I'd believe a character who mastered three or four different skills, but if he's coming up with pro-level knowledge of everything he has to do, you might want to scale back. It's fine that he's learned survival skills, but maybe he learned them in an area where staying warm isn't a problem - so if he needs to survive somewhere cold, he'll have to take a moment to reassess before he can get on with survival. Or he knows the basics of growing food, but when faced with a particularly arid or wet or acidic growing environment he has trouble until he learns to apply his skills a different way. We all like characters who have problems, because they make us feel better about our own failings!


We've run across enough polymaths in Real Life to be both empathetic and (a bit) jealous. Keep him in there; maybe even find Yet Another Interest to explore.


I wouldn't worry about it. Being sorta good at a few different things is very believable, and quite common. A real polymath is pretty rare. For example, I know a guy who has had a painting in the Philadelphia Museum, a scientific invention in the LA Museum of Science and Industry, 20+ scientific papers published in top scientific journals and a patent sponsored by NASA on one of his inventions, 2 essays of his in textbooks on creative writing, written over 50 songs (music and lyrics) and performed them on TV, radio, and in such venues as the Whiskey in LA (playing lead guitar and keyboards). He has both a degree in Fine Arts from the top Art School in the US, and a PhD in a hard science for one of the top 10 universities in the world.

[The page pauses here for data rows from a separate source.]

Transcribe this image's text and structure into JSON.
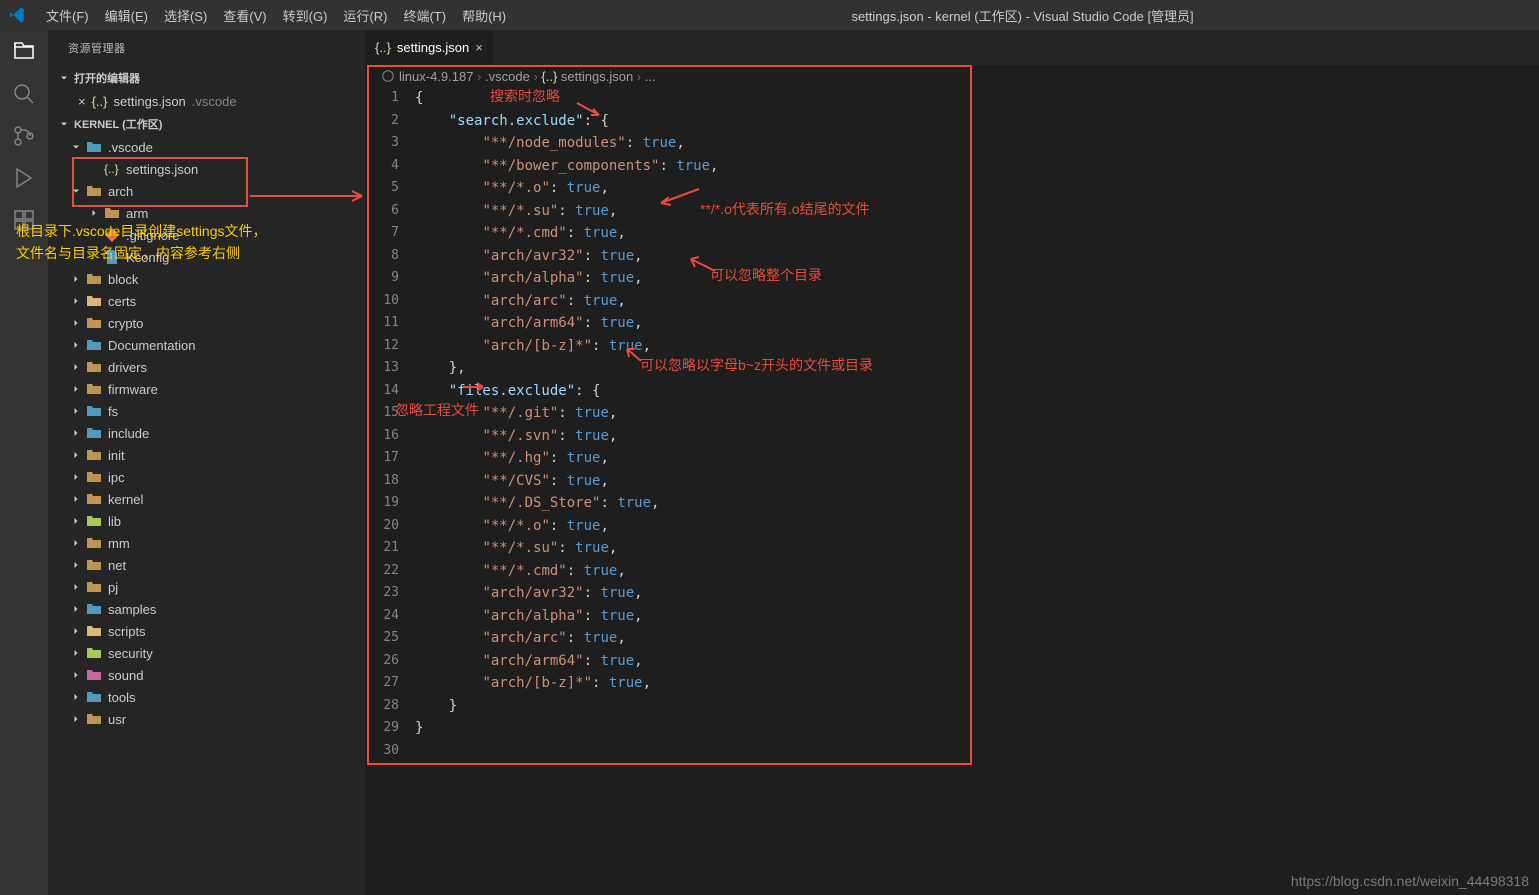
{
  "titlebar": {
    "menus": [
      "文件(F)",
      "编辑(E)",
      "选择(S)",
      "查看(V)",
      "转到(G)",
      "运行(R)",
      "终端(T)",
      "帮助(H)"
    ],
    "title": "settings.json - kernel (工作区) - Visual Studio Code [管理员]"
  },
  "sidebar": {
    "title": "资源管理器",
    "open_editors": "打开的编辑器",
    "open_file": "settings.json",
    "open_file_folder": ".vscode",
    "workspace": "KERNEL (工作区)",
    "tree": [
      {
        "type": "folder-open",
        "name": ".vscode",
        "depth": 1,
        "color": "#519aba"
      },
      {
        "type": "json",
        "name": "settings.json",
        "depth": 2
      },
      {
        "type": "folder-open",
        "name": "arch",
        "depth": 1,
        "color": "#c09553"
      },
      {
        "type": "folder",
        "name": "arm",
        "depth": 2,
        "color": "#c09553"
      },
      {
        "type": "git",
        "name": ".gitignore",
        "depth": 2
      },
      {
        "type": "file",
        "name": "Kconfig",
        "depth": 2
      },
      {
        "type": "folder",
        "name": "block",
        "depth": 1,
        "color": "#c09553"
      },
      {
        "type": "folder",
        "name": "certs",
        "depth": 1,
        "color": "#dcb67a"
      },
      {
        "type": "folder",
        "name": "crypto",
        "depth": 1,
        "color": "#c09553"
      },
      {
        "type": "folder",
        "name": "Documentation",
        "depth": 1,
        "color": "#519aba"
      },
      {
        "type": "folder",
        "name": "drivers",
        "depth": 1,
        "color": "#c09553"
      },
      {
        "type": "folder",
        "name": "firmware",
        "depth": 1,
        "color": "#c09553"
      },
      {
        "type": "folder",
        "name": "fs",
        "depth": 1,
        "color": "#519aba"
      },
      {
        "type": "folder",
        "name": "include",
        "depth": 1,
        "color": "#519aba"
      },
      {
        "type": "folder",
        "name": "init",
        "depth": 1,
        "color": "#c09553"
      },
      {
        "type": "folder",
        "name": "ipc",
        "depth": 1,
        "color": "#c09553"
      },
      {
        "type": "folder",
        "name": "kernel",
        "depth": 1,
        "color": "#c09553"
      },
      {
        "type": "folder",
        "name": "lib",
        "depth": 1,
        "color": "#a7c958"
      },
      {
        "type": "folder",
        "name": "mm",
        "depth": 1,
        "color": "#c09553"
      },
      {
        "type": "folder",
        "name": "net",
        "depth": 1,
        "color": "#c09553"
      },
      {
        "type": "folder",
        "name": "pj",
        "depth": 1,
        "color": "#c09553"
      },
      {
        "type": "folder",
        "name": "samples",
        "depth": 1,
        "color": "#519aba"
      },
      {
        "type": "folder",
        "name": "scripts",
        "depth": 1,
        "color": "#dcb67a"
      },
      {
        "type": "folder",
        "name": "security",
        "depth": 1,
        "color": "#a7c958"
      },
      {
        "type": "folder",
        "name": "sound",
        "depth": 1,
        "color": "#cc6699"
      },
      {
        "type": "folder",
        "name": "tools",
        "depth": 1,
        "color": "#519aba"
      },
      {
        "type": "folder",
        "name": "usr",
        "depth": 1,
        "color": "#c09553"
      }
    ]
  },
  "tab": {
    "name": "settings.json"
  },
  "breadcrumb": {
    "parts": [
      "linux-4.9.187",
      ".vscode",
      "settings.json",
      "..."
    ]
  },
  "code_lines": [
    [
      {
        "t": "brace",
        "v": "{"
      }
    ],
    [
      {
        "t": "indent",
        "v": "    "
      },
      {
        "t": "key",
        "v": "\"search.exclude\""
      },
      {
        "t": "punc",
        "v": ": "
      },
      {
        "t": "brace",
        "v": "{"
      }
    ],
    [
      {
        "t": "indent",
        "v": "        "
      },
      {
        "t": "str",
        "v": "\"**/node_modules\""
      },
      {
        "t": "punc",
        "v": ": "
      },
      {
        "t": "bool",
        "v": "true"
      },
      {
        "t": "punc",
        "v": ","
      }
    ],
    [
      {
        "t": "indent",
        "v": "        "
      },
      {
        "t": "str",
        "v": "\"**/bower_components\""
      },
      {
        "t": "punc",
        "v": ": "
      },
      {
        "t": "bool",
        "v": "true"
      },
      {
        "t": "punc",
        "v": ","
      }
    ],
    [
      {
        "t": "indent",
        "v": "        "
      },
      {
        "t": "str",
        "v": "\"**/*.o\""
      },
      {
        "t": "punc",
        "v": ": "
      },
      {
        "t": "bool",
        "v": "true"
      },
      {
        "t": "punc",
        "v": ","
      }
    ],
    [
      {
        "t": "indent",
        "v": "        "
      },
      {
        "t": "str",
        "v": "\"**/*.su\""
      },
      {
        "t": "punc",
        "v": ": "
      },
      {
        "t": "bool",
        "v": "true"
      },
      {
        "t": "punc",
        "v": ","
      }
    ],
    [
      {
        "t": "indent",
        "v": "        "
      },
      {
        "t": "str",
        "v": "\"**/*.cmd\""
      },
      {
        "t": "punc",
        "v": ": "
      },
      {
        "t": "bool",
        "v": "true"
      },
      {
        "t": "punc",
        "v": ","
      }
    ],
    [
      {
        "t": "indent",
        "v": "        "
      },
      {
        "t": "str",
        "v": "\"arch/avr32\""
      },
      {
        "t": "punc",
        "v": ": "
      },
      {
        "t": "bool",
        "v": "true"
      },
      {
        "t": "punc",
        "v": ","
      }
    ],
    [
      {
        "t": "indent",
        "v": "        "
      },
      {
        "t": "str",
        "v": "\"arch/alpha\""
      },
      {
        "t": "punc",
        "v": ": "
      },
      {
        "t": "bool",
        "v": "true"
      },
      {
        "t": "punc",
        "v": ","
      }
    ],
    [
      {
        "t": "indent",
        "v": "        "
      },
      {
        "t": "str",
        "v": "\"arch/arc\""
      },
      {
        "t": "punc",
        "v": ": "
      },
      {
        "t": "bool",
        "v": "true"
      },
      {
        "t": "punc",
        "v": ","
      }
    ],
    [
      {
        "t": "indent",
        "v": "        "
      },
      {
        "t": "str",
        "v": "\"arch/arm64\""
      },
      {
        "t": "punc",
        "v": ": "
      },
      {
        "t": "bool",
        "v": "true"
      },
      {
        "t": "punc",
        "v": ","
      }
    ],
    [
      {
        "t": "indent",
        "v": "        "
      },
      {
        "t": "str",
        "v": "\"arch/[b-z]*\""
      },
      {
        "t": "punc",
        "v": ": "
      },
      {
        "t": "bool",
        "v": "true"
      },
      {
        "t": "punc",
        "v": ","
      }
    ],
    [
      {
        "t": "indent",
        "v": "    "
      },
      {
        "t": "brace",
        "v": "}"
      },
      {
        "t": "punc",
        "v": ","
      }
    ],
    [
      {
        "t": "indent",
        "v": "    "
      },
      {
        "t": "key",
        "v": "\"files.exclude\""
      },
      {
        "t": "punc",
        "v": ": "
      },
      {
        "t": "brace",
        "v": "{"
      }
    ],
    [
      {
        "t": "indent",
        "v": "        "
      },
      {
        "t": "str",
        "v": "\"**/.git\""
      },
      {
        "t": "punc",
        "v": ": "
      },
      {
        "t": "bool",
        "v": "true"
      },
      {
        "t": "punc",
        "v": ","
      }
    ],
    [
      {
        "t": "indent",
        "v": "        "
      },
      {
        "t": "str",
        "v": "\"**/.svn\""
      },
      {
        "t": "punc",
        "v": ": "
      },
      {
        "t": "bool",
        "v": "true"
      },
      {
        "t": "punc",
        "v": ","
      }
    ],
    [
      {
        "t": "indent",
        "v": "        "
      },
      {
        "t": "str",
        "v": "\"**/.hg\""
      },
      {
        "t": "punc",
        "v": ": "
      },
      {
        "t": "bool",
        "v": "true"
      },
      {
        "t": "punc",
        "v": ","
      }
    ],
    [
      {
        "t": "indent",
        "v": "        "
      },
      {
        "t": "str",
        "v": "\"**/CVS\""
      },
      {
        "t": "punc",
        "v": ": "
      },
      {
        "t": "bool",
        "v": "true"
      },
      {
        "t": "punc",
        "v": ","
      }
    ],
    [
      {
        "t": "indent",
        "v": "        "
      },
      {
        "t": "str",
        "v": "\"**/.DS_Store\""
      },
      {
        "t": "punc",
        "v": ": "
      },
      {
        "t": "bool",
        "v": "true"
      },
      {
        "t": "punc",
        "v": ","
      }
    ],
    [
      {
        "t": "indent",
        "v": "        "
      },
      {
        "t": "str",
        "v": "\"**/*.o\""
      },
      {
        "t": "punc",
        "v": ": "
      },
      {
        "t": "bool",
        "v": "true"
      },
      {
        "t": "punc",
        "v": ","
      }
    ],
    [
      {
        "t": "indent",
        "v": "        "
      },
      {
        "t": "str",
        "v": "\"**/*.su\""
      },
      {
        "t": "punc",
        "v": ": "
      },
      {
        "t": "bool",
        "v": "true"
      },
      {
        "t": "punc",
        "v": ","
      }
    ],
    [
      {
        "t": "indent",
        "v": "        "
      },
      {
        "t": "str",
        "v": "\"**/*.cmd\""
      },
      {
        "t": "punc",
        "v": ": "
      },
      {
        "t": "bool",
        "v": "true"
      },
      {
        "t": "punc",
        "v": ","
      }
    ],
    [
      {
        "t": "indent",
        "v": "        "
      },
      {
        "t": "str",
        "v": "\"arch/avr32\""
      },
      {
        "t": "punc",
        "v": ": "
      },
      {
        "t": "bool",
        "v": "true"
      },
      {
        "t": "punc",
        "v": ","
      }
    ],
    [
      {
        "t": "indent",
        "v": "        "
      },
      {
        "t": "str",
        "v": "\"arch/alpha\""
      },
      {
        "t": "punc",
        "v": ": "
      },
      {
        "t": "bool",
        "v": "true"
      },
      {
        "t": "punc",
        "v": ","
      }
    ],
    [
      {
        "t": "indent",
        "v": "        "
      },
      {
        "t": "str",
        "v": "\"arch/arc\""
      },
      {
        "t": "punc",
        "v": ": "
      },
      {
        "t": "bool",
        "v": "true"
      },
      {
        "t": "punc",
        "v": ","
      }
    ],
    [
      {
        "t": "indent",
        "v": "        "
      },
      {
        "t": "str",
        "v": "\"arch/arm64\""
      },
      {
        "t": "punc",
        "v": ": "
      },
      {
        "t": "bool",
        "v": "true"
      },
      {
        "t": "punc",
        "v": ","
      }
    ],
    [
      {
        "t": "indent",
        "v": "        "
      },
      {
        "t": "str",
        "v": "\"arch/[b-z]*\""
      },
      {
        "t": "punc",
        "v": ": "
      },
      {
        "t": "bool",
        "v": "true"
      },
      {
        "t": "punc",
        "v": ","
      }
    ],
    [
      {
        "t": "indent",
        "v": "    "
      },
      {
        "t": "brace",
        "v": "}"
      }
    ],
    [
      {
        "t": "brace",
        "v": "}"
      }
    ],
    [
      {
        "t": "indent",
        "v": ""
      }
    ]
  ],
  "annotations": {
    "a1": "搜索时忽略",
    "a2": "**/*.o代表所有.o结尾的文件",
    "a3": "可以忽略整个目录",
    "a4": "可以忽略以字母b~z开头的文件或目录",
    "a5": "忽略工程文件",
    "a6_yellow": "根目录下.vscode目录创建settings文件，\n文件名与目录名固定，内容参考右侧"
  },
  "watermark": "https://blog.csdn.net/weixin_44498318"
}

He's a true polymath, having achieved master-level skill at many different fields, as his record demonstrates. (BTW, he is very shy and hides his accomplishments. You have to know him for years before he will talk about himself).

This person is not believable (although a real person), and writing about someone like that is a mistake. But writing about someone like, for example, James Bond, or Roarke from the J.D. Robb books is not a problem. Most of what is called 'polymathic' is not, it is simply someone with a few skills.


There a couple of ways to deal with the issue.

  • Maybe he knows a bit of everything, but not a lot. Have issues in the plot where his lack of specialist knowledge causes him issues.

  • Great at learning in some areas, but terribly inept in others. A lot of Anime with powerful heroes balance them out by having them completely inept at things like notice a girl hitting on them or balancing household budgets. Go with something that matches the tone of the story, but terrible people skills is typically a safe one.

  • They're good.. and they know it. Have their ego be a issue for them.

  • Have them figuring out how to solve problems with their varied skill half the charm. It's tricky, but if you can charm the readers with his improvising, last minute thinking and ability to take knowledge from one field and use it another creatively, you should avoid the Gary Sue tag by everything hard, but overcome, rather than easy and overcome.


When has the character picked up too many skills and interests to be found realistic?

At the point you seem to be describing, he already has. In this reader's view, anyway. But that does not mean readers can't identify with him or like him or that he can't carry us through the book. We have a large capacity to not just love MacGyvers and da Vincis but to also root for and feel for them, in both created life and real life.

A character out of control might truly be in need of a down-dressing or a heartbreaking deletion. If you're writing about, say, Paul Robeson, however, the key might not be to downplay his talents but to let readers know how he earned them. Even if the character is unbelievably polymathic, the solution might be to let her go on being that way while making sure readers have reason to gladly suspend disbelief. You have all of the tools of story at your disposal for reinforcement or, if you choose to go about it as such, for diversion: themes, plot, interactions, setting, other characters, the same character's other and perhaps less than revered traits, ...

As readers, we're content-- sometimes thrilled-- to let plenty of clearly fictional qualities slide when we're enjoying the rest of the fiction.